Le contexte : Trump sort la hache
Vendredi, Donald Trump a ordonné aux agences fédérales de cesser d’utiliser Anthropic. Pourquoi ? Aucune idée. Le gars tweete des conneries à 3h du mat, puis signe des décrets à l’arrache. Mais le résultat est là : Anthropic, la boîte qui se présentait comme la plus safe et éthique du secteur, se retrouve interdite de contrats gouvernementaux. Ironique, pour une société qui publie des essais sur les risques existentiels.

OpenAI : le vautour qui plane
Quelques heures plus tard, OpenAI annonce un deal avec le Pentagone. Pas n’importe quel deal : un contrat pour des réseaux AI classifiés. Et Sam Altman de jouer la carte de la sécurité : « Nos précautions techniques adressent les mêmes problèmes que ceux qui ont fait polémique chez Anthropic. » Traduction : « Ils sont trop dangereux pour le gouvernement, mais nous on est clean, promis. » Le timing est tellement parfait qu’on se demande si Altman n’avait pas un pote à la Maison Blanche qui lui a filé le tuyau.

Le safety-washing en action
OpenAI et Anthropic utilisent le même langage sur la sécurité, mais les actes divergent. Anthropic se fait bannir pendant qu’OpenAI signe un contrat militaire. La dissonance cognitive atteint des sommets. Altman nous serine que l’IA pourrait tuer l’humanité. Dans le même temps, il vend ses modèles au Pentagone pour des réseaux classifiés. C’est comme un dealer qui te vend de la came en t’expliquant les risques de l’overdose.

La vraie question : qui ment ?
Anthropic, avec ses papiers académiques et ses comités d’éthique, ou OpenAI, qui balance des contrats militaires en pleine crise politique ? Les deux jouent le même jeu : le safety-washing. Anthropic le fait avec des références académiques, OpenAI avec des communiqués de presse. Mais au final, les deux veulent leur part du gâteau gouvernemental.
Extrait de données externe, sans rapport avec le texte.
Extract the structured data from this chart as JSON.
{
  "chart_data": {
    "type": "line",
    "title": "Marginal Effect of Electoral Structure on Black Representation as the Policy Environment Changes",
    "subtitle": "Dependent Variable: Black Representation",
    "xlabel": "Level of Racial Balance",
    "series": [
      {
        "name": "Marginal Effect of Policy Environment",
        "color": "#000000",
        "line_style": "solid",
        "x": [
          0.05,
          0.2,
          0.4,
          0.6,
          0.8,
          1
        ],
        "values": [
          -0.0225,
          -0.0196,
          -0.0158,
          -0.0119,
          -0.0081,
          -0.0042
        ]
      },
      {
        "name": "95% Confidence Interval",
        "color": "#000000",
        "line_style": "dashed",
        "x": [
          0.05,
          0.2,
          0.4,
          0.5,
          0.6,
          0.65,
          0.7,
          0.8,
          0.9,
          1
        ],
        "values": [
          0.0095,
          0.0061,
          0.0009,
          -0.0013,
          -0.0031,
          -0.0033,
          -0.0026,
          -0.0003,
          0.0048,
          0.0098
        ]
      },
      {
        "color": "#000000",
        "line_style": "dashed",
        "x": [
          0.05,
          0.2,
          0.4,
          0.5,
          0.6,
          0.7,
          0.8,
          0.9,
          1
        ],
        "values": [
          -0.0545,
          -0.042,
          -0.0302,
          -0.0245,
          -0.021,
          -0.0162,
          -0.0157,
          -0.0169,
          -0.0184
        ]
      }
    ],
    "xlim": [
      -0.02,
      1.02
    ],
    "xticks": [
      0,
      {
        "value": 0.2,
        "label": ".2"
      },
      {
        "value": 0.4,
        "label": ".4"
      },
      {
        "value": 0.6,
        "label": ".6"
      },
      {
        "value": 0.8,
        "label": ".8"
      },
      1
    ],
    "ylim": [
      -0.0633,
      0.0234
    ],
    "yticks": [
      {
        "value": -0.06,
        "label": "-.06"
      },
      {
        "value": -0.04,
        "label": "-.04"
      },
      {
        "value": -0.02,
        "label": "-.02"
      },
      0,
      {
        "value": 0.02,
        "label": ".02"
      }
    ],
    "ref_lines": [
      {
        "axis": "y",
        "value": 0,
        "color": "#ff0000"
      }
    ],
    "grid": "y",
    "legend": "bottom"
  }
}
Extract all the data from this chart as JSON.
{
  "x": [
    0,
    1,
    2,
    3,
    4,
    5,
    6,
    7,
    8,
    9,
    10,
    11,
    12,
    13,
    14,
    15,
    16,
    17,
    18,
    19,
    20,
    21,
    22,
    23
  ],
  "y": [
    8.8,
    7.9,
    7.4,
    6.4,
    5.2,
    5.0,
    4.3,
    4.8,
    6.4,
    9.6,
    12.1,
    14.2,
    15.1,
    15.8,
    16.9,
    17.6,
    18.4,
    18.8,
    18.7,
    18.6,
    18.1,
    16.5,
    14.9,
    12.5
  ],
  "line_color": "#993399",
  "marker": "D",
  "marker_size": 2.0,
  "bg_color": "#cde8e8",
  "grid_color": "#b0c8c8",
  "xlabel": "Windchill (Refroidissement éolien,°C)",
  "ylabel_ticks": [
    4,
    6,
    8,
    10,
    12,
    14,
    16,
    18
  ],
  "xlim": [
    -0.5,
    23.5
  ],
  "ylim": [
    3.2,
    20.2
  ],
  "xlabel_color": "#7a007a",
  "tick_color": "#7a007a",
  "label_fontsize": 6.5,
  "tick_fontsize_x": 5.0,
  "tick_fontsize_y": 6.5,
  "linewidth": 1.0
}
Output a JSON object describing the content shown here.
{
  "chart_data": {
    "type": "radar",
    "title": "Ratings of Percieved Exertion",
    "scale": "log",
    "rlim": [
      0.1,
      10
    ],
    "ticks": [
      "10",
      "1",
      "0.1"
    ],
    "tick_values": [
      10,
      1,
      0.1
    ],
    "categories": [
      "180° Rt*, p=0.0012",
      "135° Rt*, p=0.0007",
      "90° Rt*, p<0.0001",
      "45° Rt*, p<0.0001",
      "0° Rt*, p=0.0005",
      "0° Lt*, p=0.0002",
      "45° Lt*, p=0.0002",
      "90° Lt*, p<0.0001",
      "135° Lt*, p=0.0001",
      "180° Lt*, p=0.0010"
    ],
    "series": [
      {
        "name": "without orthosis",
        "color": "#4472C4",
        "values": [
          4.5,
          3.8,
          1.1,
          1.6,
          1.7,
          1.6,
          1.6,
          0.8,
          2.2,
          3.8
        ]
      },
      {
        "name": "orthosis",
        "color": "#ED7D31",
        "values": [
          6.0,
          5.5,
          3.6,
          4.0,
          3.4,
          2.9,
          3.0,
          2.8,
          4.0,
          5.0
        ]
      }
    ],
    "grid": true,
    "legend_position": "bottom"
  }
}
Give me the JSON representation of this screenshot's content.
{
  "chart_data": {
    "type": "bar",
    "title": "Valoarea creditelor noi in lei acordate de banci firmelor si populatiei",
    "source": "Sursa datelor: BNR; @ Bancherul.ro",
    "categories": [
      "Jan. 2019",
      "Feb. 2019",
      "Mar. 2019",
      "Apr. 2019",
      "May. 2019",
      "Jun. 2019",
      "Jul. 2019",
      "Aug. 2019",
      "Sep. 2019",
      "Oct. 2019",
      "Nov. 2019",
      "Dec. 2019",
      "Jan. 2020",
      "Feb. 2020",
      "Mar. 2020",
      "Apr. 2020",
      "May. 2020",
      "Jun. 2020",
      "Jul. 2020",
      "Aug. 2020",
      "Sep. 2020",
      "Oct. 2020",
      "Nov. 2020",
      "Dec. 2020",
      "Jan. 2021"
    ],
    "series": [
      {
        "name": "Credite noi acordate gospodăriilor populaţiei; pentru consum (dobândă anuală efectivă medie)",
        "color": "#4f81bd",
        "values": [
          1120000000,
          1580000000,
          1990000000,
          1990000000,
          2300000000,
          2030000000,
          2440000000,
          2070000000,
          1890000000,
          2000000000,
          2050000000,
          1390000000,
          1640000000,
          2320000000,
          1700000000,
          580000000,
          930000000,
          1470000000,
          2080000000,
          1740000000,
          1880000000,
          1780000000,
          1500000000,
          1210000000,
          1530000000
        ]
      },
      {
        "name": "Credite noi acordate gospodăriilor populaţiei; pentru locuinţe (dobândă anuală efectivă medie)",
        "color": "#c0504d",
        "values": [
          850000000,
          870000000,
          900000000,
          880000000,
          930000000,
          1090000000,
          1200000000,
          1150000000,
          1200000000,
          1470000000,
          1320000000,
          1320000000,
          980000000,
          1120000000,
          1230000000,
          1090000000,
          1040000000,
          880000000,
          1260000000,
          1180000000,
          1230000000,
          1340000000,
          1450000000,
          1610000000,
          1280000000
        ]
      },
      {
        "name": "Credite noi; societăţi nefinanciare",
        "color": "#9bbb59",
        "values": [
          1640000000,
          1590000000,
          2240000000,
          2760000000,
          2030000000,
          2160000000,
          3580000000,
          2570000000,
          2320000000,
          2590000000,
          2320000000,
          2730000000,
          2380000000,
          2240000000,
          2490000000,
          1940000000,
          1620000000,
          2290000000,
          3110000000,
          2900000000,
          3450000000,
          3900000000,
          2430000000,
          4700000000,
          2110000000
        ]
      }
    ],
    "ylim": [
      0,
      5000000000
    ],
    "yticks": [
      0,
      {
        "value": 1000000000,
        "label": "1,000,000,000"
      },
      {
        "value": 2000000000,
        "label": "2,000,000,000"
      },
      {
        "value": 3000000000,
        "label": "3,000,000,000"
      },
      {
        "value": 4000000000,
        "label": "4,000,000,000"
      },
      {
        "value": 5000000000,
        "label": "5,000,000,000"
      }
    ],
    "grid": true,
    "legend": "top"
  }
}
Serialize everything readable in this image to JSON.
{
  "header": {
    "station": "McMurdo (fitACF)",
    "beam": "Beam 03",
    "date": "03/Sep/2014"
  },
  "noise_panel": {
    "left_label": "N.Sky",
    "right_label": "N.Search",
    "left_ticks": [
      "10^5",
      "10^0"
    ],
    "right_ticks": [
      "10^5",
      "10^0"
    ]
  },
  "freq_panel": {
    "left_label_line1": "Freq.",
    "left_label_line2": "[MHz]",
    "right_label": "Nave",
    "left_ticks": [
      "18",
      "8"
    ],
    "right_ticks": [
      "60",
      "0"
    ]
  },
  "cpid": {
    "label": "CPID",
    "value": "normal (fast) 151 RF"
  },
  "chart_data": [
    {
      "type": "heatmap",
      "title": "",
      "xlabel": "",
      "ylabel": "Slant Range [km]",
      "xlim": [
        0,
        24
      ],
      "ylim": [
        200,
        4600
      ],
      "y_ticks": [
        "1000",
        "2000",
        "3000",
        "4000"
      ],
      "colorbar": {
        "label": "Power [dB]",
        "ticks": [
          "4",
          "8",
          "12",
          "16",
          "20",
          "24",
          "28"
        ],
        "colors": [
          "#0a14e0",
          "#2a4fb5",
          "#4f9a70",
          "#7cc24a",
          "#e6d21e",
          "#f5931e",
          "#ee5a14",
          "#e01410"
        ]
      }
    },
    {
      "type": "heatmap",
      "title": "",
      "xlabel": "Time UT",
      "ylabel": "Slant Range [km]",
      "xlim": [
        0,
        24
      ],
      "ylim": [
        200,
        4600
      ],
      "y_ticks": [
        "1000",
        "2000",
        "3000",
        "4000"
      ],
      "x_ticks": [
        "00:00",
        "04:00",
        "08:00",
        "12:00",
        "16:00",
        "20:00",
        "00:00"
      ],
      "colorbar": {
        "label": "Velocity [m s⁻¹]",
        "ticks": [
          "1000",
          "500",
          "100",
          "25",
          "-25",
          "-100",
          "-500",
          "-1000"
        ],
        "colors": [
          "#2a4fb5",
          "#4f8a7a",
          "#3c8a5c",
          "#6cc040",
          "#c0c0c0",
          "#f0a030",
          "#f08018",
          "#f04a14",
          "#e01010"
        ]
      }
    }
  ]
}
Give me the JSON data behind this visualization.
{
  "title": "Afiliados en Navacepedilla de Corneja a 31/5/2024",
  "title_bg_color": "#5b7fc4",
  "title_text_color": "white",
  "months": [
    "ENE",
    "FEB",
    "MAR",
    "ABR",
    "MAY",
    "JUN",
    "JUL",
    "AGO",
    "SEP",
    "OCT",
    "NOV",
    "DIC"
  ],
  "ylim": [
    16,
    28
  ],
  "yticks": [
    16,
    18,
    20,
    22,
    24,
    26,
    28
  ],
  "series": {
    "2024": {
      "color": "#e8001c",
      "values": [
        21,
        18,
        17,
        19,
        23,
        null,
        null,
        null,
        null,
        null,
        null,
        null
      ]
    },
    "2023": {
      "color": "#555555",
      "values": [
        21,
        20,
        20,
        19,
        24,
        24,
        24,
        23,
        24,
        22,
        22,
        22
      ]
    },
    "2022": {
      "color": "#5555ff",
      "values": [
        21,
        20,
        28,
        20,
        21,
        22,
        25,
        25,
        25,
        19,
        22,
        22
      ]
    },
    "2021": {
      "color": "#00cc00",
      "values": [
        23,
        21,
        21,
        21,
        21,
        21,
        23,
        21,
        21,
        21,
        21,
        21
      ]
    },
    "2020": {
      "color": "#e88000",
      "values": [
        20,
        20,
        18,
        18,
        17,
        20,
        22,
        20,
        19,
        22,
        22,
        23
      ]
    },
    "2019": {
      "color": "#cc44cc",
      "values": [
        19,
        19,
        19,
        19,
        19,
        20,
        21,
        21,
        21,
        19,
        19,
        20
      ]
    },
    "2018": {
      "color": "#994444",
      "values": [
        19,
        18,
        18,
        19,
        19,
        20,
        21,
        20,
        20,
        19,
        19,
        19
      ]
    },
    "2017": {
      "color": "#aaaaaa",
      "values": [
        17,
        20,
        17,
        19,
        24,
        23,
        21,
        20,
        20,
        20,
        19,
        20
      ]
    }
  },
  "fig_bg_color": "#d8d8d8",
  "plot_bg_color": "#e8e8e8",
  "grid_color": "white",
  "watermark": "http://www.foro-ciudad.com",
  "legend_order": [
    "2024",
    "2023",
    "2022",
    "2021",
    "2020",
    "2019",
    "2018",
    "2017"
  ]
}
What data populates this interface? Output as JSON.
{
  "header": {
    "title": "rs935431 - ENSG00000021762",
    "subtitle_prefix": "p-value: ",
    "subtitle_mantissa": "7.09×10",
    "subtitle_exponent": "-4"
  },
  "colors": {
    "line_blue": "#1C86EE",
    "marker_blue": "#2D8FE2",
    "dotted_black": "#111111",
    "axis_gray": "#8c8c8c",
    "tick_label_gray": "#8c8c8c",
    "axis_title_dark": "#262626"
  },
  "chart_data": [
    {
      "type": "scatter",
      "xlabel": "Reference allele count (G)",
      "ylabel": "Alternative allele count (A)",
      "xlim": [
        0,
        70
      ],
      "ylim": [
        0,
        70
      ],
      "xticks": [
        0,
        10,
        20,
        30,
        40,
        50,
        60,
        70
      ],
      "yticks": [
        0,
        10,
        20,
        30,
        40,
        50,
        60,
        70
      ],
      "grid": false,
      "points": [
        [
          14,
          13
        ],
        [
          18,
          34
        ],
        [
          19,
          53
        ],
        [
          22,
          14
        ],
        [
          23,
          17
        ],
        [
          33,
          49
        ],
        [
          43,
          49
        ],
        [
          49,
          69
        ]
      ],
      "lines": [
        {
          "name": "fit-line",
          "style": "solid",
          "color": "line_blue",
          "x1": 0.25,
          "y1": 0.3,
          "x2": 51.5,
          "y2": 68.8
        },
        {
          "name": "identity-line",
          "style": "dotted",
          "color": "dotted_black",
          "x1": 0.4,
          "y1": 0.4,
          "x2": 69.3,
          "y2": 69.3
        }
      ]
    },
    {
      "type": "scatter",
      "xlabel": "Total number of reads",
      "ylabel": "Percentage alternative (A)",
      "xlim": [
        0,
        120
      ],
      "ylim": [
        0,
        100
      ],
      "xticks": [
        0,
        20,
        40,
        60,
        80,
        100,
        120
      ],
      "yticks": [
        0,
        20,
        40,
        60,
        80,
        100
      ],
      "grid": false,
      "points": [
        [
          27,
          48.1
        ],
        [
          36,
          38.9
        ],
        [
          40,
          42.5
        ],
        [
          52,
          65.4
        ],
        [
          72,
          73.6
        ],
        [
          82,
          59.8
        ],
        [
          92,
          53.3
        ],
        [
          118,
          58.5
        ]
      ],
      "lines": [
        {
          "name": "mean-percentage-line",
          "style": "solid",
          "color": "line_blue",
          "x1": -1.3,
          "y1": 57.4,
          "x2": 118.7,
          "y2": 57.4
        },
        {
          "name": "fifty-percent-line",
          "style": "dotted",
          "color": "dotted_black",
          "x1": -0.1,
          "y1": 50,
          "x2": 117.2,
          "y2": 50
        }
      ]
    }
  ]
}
La seule différence, c’est qu’OpenAI a été plus rapide à saisir l’opportunité.

Et le Pentagone dans tout ça ?
Le Pentagone se fout de la morale. Ils veulent des outils qui marchent, point. Si Anthropic est banni pour des raisons politiques (ou parce que Trump a passé une mauvaise nuit), ils prendront le concurrent suivant. OpenAI a juste compris que dans ce business, il faut être prêt à ramasser les miettes des autres. Même si ça signifie signer avec l’armée tout en prêchant l’apocalypse.

Bref, le bullshit a de beaux jours devant lui
Ce contrat n’est pas une victoire pour la sécurité de l’IA. C’est un move stratégique dans une course au pouvoir où les principes éthiques sont aussi solides qu’un château de sable. Altman a cueilli la cerise, mais n’oublie pas : demain, ce sera peut-être ton tour de te faire bannir. Dans ce secteur, les amitiés sont éphémères, et les contrats militaires sont signés entre deux tweets de 3h du mat.